What is the best IMU for ESP32 sensor fusion in India?

The MPU6050 (6-axis) is the most commonly available and cheapest at ~₹100–150 in India, and it’s excellent for complementary filter and Mahony AHRS. For projects needing magnetometer-corrected yaw (heading), the MPU9250 (9-axis) or ICM-42688-P are better choices. Avoid the GY-87 combination boards for high-speed applications as they add I2C address conflicts.

How do I handle the gimbal lock problem in sensor fusion?

Gimbal lock occurs when using Euler angles (pitch/roll/yaw) at 90-degree singularities — common in aircraft attitude estimation. The solution is to use quaternions internally for all AHRS calculations and only convert to Euler angles for display/output. Both Mahony and Madgwick algorithms output quaternions natively.

Can I run a Kalman filter on ESP32 in real-time at 100 Hz?

Yes, comfortably. A 2-state 1D Kalman filter (altitude + velocity) takes about 5–10 µs per update on the ESP32 at 240 MHz. Even a 6-state Extended Kalman Filter (EKF) for full 3D position runs well under 100 µs — leaving the ESP32 with ample CPU for WiFi, MQTT, and display tasks.

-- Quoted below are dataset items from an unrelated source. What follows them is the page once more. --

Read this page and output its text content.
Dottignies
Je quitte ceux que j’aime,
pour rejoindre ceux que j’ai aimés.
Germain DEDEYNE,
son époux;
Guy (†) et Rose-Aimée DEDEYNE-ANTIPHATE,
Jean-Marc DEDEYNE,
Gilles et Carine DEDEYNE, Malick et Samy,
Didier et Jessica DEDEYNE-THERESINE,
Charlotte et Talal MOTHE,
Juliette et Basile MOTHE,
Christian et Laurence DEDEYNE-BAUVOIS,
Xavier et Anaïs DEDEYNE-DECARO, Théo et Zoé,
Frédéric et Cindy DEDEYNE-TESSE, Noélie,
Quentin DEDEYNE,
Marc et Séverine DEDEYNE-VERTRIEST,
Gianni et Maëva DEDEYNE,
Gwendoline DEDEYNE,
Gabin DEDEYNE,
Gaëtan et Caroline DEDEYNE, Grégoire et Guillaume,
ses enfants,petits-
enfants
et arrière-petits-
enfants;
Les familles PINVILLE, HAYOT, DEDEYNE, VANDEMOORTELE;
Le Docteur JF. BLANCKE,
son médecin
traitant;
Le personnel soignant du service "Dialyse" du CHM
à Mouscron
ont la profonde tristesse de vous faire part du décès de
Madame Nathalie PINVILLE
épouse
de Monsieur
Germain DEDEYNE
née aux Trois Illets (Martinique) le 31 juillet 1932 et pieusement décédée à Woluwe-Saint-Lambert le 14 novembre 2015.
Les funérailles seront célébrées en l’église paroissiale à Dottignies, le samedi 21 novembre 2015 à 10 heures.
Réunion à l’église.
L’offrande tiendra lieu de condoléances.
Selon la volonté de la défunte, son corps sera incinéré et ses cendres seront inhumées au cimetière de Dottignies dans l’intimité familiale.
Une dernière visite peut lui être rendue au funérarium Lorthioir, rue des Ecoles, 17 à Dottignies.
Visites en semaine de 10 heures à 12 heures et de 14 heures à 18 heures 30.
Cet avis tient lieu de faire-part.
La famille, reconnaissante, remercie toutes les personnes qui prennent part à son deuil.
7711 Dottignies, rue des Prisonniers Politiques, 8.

My GPS altitude is very inaccurate. Should I use barometric altitude instead?

Neither alone is ideal — this is exactly why fusion exists. Barometric altitude gives ±0.1 m relative precision but drifts with atmospheric pressure changes. GPS altitude has ±5–15 m absolute accuracy but doesn’t drift. Fusing them with a Kalman filter gives you the best of both: good short-term precision from baro and long-term accuracy anchoring from GPS.